Javier Stelling Férez¹, Santiago López Miranda², José Antonio Gabaldón Hernández², FRANCISCO JOSE NICOLAS VILLAESCUSA³

(1) Unidad de Investigación - Laboratorio de Regeneración, Oncología Molecular y TGFß, 30507, España (Región de Murcia)
(2) Departamento de Nutrición y Tecnología de los Alimentos - UCAM, 30107, España (Región de Murcia)
(3) TRASPLANTE HEMATOPOYÉTICO / TERAPIA CELULAR, IMIB-Arrixaca, España

Epithelial cells migration is essential for wound closure and rely on key regulator proteins. Natural triterpenoids, particularly oleanolic acid (OA), have shown wound healing properties. We studied the molecular pathways that were activated by this triterpenoid and we found that both activation of SAP/JNK and MAP kinases pathways were activated by the stimulation with OA. The co-stimulation with EGF did not produce any additional effect to cell migration, suggesting that OA and EGF were triggering similar events at the molecular level. Indeed, OA stimulation induced a phosphorylation on the receptor for EGF that was consistent with these phenomenon and independent of protein synthesis. Additionally, the use of an inhibitor of the EGF receptor was able to abolish completely the effect of OA on cell migration. Despite all this results, we need to focus deeper in which molecular pathways are activated by OA. What's more, OA has a given difficulties to be delivered to cells due to its water insolubility.

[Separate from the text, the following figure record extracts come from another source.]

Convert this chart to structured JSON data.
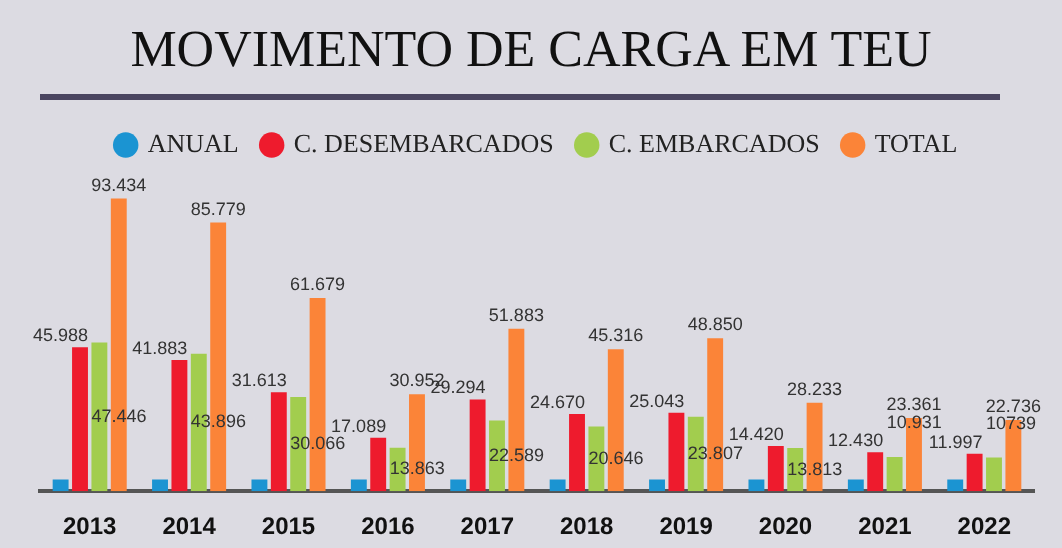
{
  "chart_data": {
    "type": "bar",
    "title": "MOVIMENTO DE CARGA EM TEU",
    "categories": [
      "2013",
      "2014",
      "2015",
      "2016",
      "2017",
      "2018",
      "2019",
      "2020",
      "2021",
      "2022"
    ],
    "legend": "top",
    "series": [
      {
        "name": "ANUAL",
        "color": "#1b94d2",
        "values": [
          3700,
          3700,
          3700,
          3700,
          3700,
          3700,
          3700,
          3700,
          3700,
          3700
        ]
      },
      {
        "name": "C. DESEMBARCADOS",
        "color": "#ee1b2d",
        "values": [
          45988,
          41883,
          31613,
          17089,
          29294,
          24670,
          25043,
          14420,
          12430,
          11997
        ],
        "value_labels": [
          "45.988",
          "41.883",
          "31.613",
          "17.089",
          "29.294",
          "24.670",
          "25.043",
          "14.420",
          "12.430",
          "11.997"
        ]
      },
      {
        "name": "C. EMBARCADOS",
        "color": "#a2cd4e",
        "values": [
          47446,
          43896,
          30066,
          13863,
          22589,
          20646,
          23807,
          13813,
          10931,
          10739
        ],
        "value_labels": [
          "47.446",
          "43.896",
          "30.066",
          "13.863",
          "22.589",
          "20.646",
          "23.807",
          "13.813",
          "10.931",
          "10739"
        ]
      },
      {
        "name": "TOTAL",
        "color": "#fb8438",
        "values": [
          93434,
          85779,
          61679,
          30952,
          51883,
          45316,
          48850,
          28233,
          23361,
          22736
        ],
        "value_labels": [
          "93.434",
          "85.779",
          "61.679",
          "30.952",
          "51.883",
          "45.316",
          "48.850",
          "28.233",
          "23.361",
          "22.736"
        ]
      }
    ]
  }
}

To understand OA effect on wounds, we have studied OA-triggered molecular mechanisms in two epithelial cell lines: Mv1Lu and MDA-MB-231, by using in vitro wound healing scratch assays. Besides these, we have studied pro-migratory proteins expression and its subcellular localization. Finally, we performed OA soluble complexes with modified beta- and gamma-cyclodrextrins, which are well known to improve molecules solubility and bioavailability.

We have shown that OA induces the activation, at cells of the wound edge, of c-Jun; a master regulator of migration. On top of that, cell migration is mediated by dynamic changes in cell architecture: cytoskeleton reorganization and focal adhesion (FA) remodeling. Thus, we have shown that OA activates focal adhesion kinase (FAK), a critical factor for FA remodeling, and also the reorganization of paxillin and actin, indicating that OA promotes a remodeling of the cell architecture. On the other hand, study of different signaling kinases inhibitors had been used to dissect the contribution of different pathways to the activation of migration key elements such as FAK. In addition, we have performed scratch assays in human fibroblasts, which are involved in tissue remodeling during wound healing. Similarly, OA enhances fibroblast migration. . Due to its lipophilic nature, OA delivery to cells is difficult. However, we used cyclodextrins to improve its lipophilic nature. Strikingly, we have shown in scratch wound healing assays that these complexes facilitate OA in vitro use and enhance its cell migration properties.

• The treatment with OA causes the reorganization of migration machinery and a differential expression of proteins required for cell migration, specially at the wound edge. • Cyclodextrins improved solubility of OA, also improving the migration of cells in scratch assays. • Fibroblasts, a relevant cell type for wound healing, are able to migrate in response to the stimulation with OA. Additionally, several migration related pathways in this cell line are stimulated by OA. • All these results encourage us to pursue on OA/cyclodextrins as a way of improving OA application in wounds.